Full Title  Major Barbara

Author George Bernard Shaw

Type of Work Drama

Genre Melodrama

Language English

Time and place written Written in London, early 1900s

Date of First Publication 1907; first produced in 1905 at the Royal Court Theater, London

Publisher Cox and Wyman, Ltd.

Narrator None

Point of View Point of view is not located as there is no narrator figure

Tone Ironic; cheeky; bombastic; ecstatic

Tense The play unfolds in the time of the present

Setting (time) January 1906

Setting (place) The library of Lady Britomart's home; the Salvation Army shelter; Perivale Saint Andrews.

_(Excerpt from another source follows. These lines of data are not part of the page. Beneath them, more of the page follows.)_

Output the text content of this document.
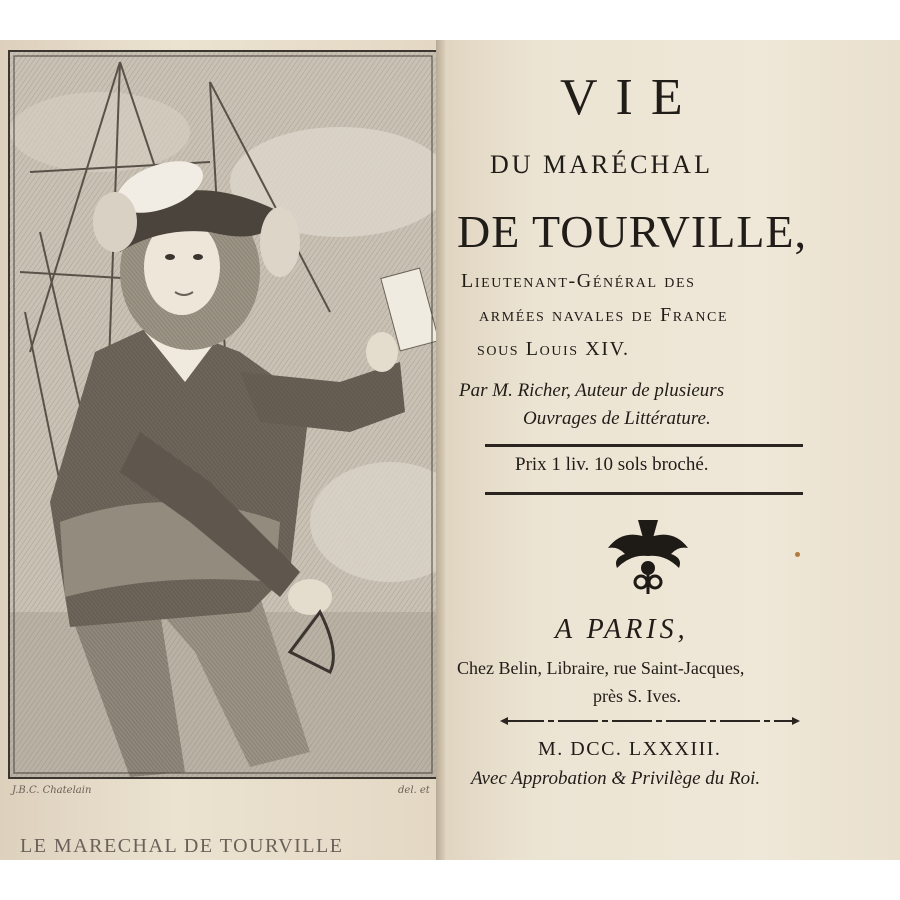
J.B.C. Chatelain	del. et
LE MARECHAL DE TOURVILLE
VIE
DU MARÉCHAL
DE TOURVILLE,
Lieutenant-Général des
armées navales de France
sous Louis XIV.
Par M. Richer, Auteur de plusieurs
Ouvrages de Littérature.
Prix 1 liv. 10 sols broché.
A PARIS,
Chez Belin, Libraire, rue Saint-Jacques,
près S. Ives.
M. DCC. LXXXIII.
Avec Approbation & Privilège du Roi.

Protagonists Barbara, Andrew Undershaft, Adolphus Cusins

Major Conflict Needing to assure her children's respective futures, Lady Britomart has invited her ex-husband, the great military industrialist Andrew Undershaft, to meet his long-estranged family. Her eldest daughter Barbara is a major in the Salvation Army, intent on saving her father's soul. Undershaft, however, offers his gospel of money and gunpowder. Father and daughter strike a bargain: each will visit the other's place of work in a competition for the other's soul and the true path of salvation.

Rising Action The play begins to prepare for its climax when Undershaft divulges his plan to purchase the Salvation Army to Cusins. A dialogue between he, Cusins, Barbara, and Army Commissioner Baines follows in which he craftily exacts his will.

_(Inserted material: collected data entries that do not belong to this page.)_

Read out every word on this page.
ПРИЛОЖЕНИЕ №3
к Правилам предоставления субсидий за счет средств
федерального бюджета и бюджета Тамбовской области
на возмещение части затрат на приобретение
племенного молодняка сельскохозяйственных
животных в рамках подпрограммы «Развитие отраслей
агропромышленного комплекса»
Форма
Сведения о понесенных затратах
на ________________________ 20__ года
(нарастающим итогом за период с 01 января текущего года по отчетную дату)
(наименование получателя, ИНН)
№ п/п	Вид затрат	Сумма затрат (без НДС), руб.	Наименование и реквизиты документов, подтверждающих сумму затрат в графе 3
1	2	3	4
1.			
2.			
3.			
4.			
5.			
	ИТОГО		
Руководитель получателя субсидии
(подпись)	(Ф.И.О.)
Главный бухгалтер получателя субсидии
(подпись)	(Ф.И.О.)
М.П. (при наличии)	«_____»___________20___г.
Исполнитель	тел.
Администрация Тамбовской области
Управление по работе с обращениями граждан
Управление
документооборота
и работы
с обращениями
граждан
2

Climax The play's most readily identifiable climax comes in Act II upon Undershaft's purchase of the Salvation Army and Barbara's resignation. Undershaft and Cusins lead a violently ecstatic march through the streets celebrating his patronage.

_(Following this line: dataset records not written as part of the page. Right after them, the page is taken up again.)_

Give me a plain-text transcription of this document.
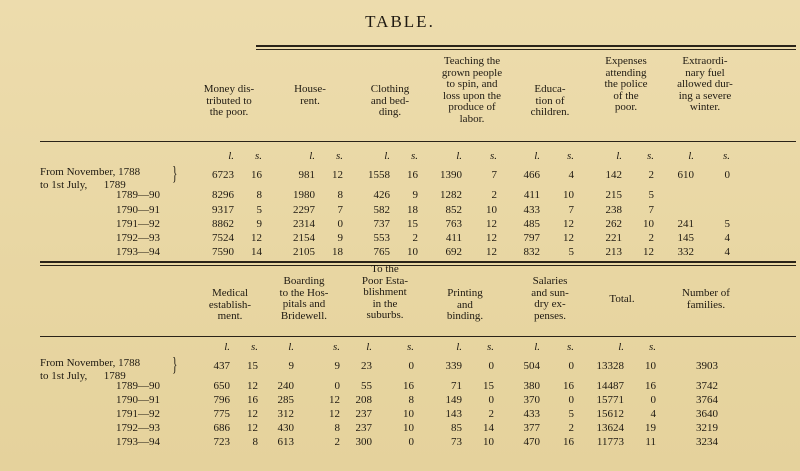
TABLE.
Money dis-
tributed to
the poor.
House-
rent.
Clothing
and bed-
ding.
Teaching the
grown people
to spin, and
loss upon the
produce of
labor.
Educa-
tion of
children.
Expenses
attending
the police
of the
poor.
Extraordi-
nary fuel
allowed dur-
ing a severe
winter.
l.	s.	l.	s.	l.	s.	l.	s.	l.	s.	l.	s.	l.	s.
From November, 1788
to 1st July,      1789	}	6723	16	981	12	1558	16	1390	7	466	4	142	2	610	0
1789—90	8296	8	1980	8	426	9	1282	2	411	10	215	5
1790—91	9317	5	2297	7	582	18	852	10	433	7	238	7
1791—92	8862	9	2314	0	737	15	763	12	485	12	262	10	241	5
1792—93	7524	12	2154	9	553	2	411	12	797	12	221	2	145	4
1793—94	7590	14	2105	18	765	10	692	12	832	5	213	12	332	4
Medical
establish-
ment.
Boarding
to the Hos-
pitals and
Bridewell.
To the
Poor Esta-
blishment
in the
suburbs.
Printing
and
binding.
Salaries
and sun-
dry ex-
penses.
Total.	Number of
families.
l.	s.	l.	s.	l.	s.	l.	s.	l.	s.	l.	s.
From November, 1788
to 1st July,      1789	}	437	15	9	9	23	0	339	0	504	0	13328	10	3903
1789—90	650	12	240	0	55	16	71	15	380	16	14487	16	3742
1790—91	796	16	285	12	208	8	149	0	370	0	15771	0	3764
1791—92	775	12	312	12	237	10	143	2	433	5	15612	4	3640
1792—93	686	12	430	8	237	10	85	14	377	2	13624	19	3219
1793—94	723	8	613	2	300	0	73	10	470	16	11773	11	3234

Falling Action A crushed Barbara makes peace with Bill Walker, a young tough she almost converted, promises to get the honest Peter Shirley a job at her father's armory, and asks Peter to keep her company this afternoon.

Themes The crime of poverty and the ideal community; arms and the man; the will to killing

Motifs Class and dialect; the foundling

Symbols The drum; the dummy soldiers

Foreshadowing  Major Barbara does not particularly make use of foreshadowing. Certainly Cusins's fascination with Undershaft from their meeting onward, however, foreshadows his conversion to his gospel of money and gunpowder.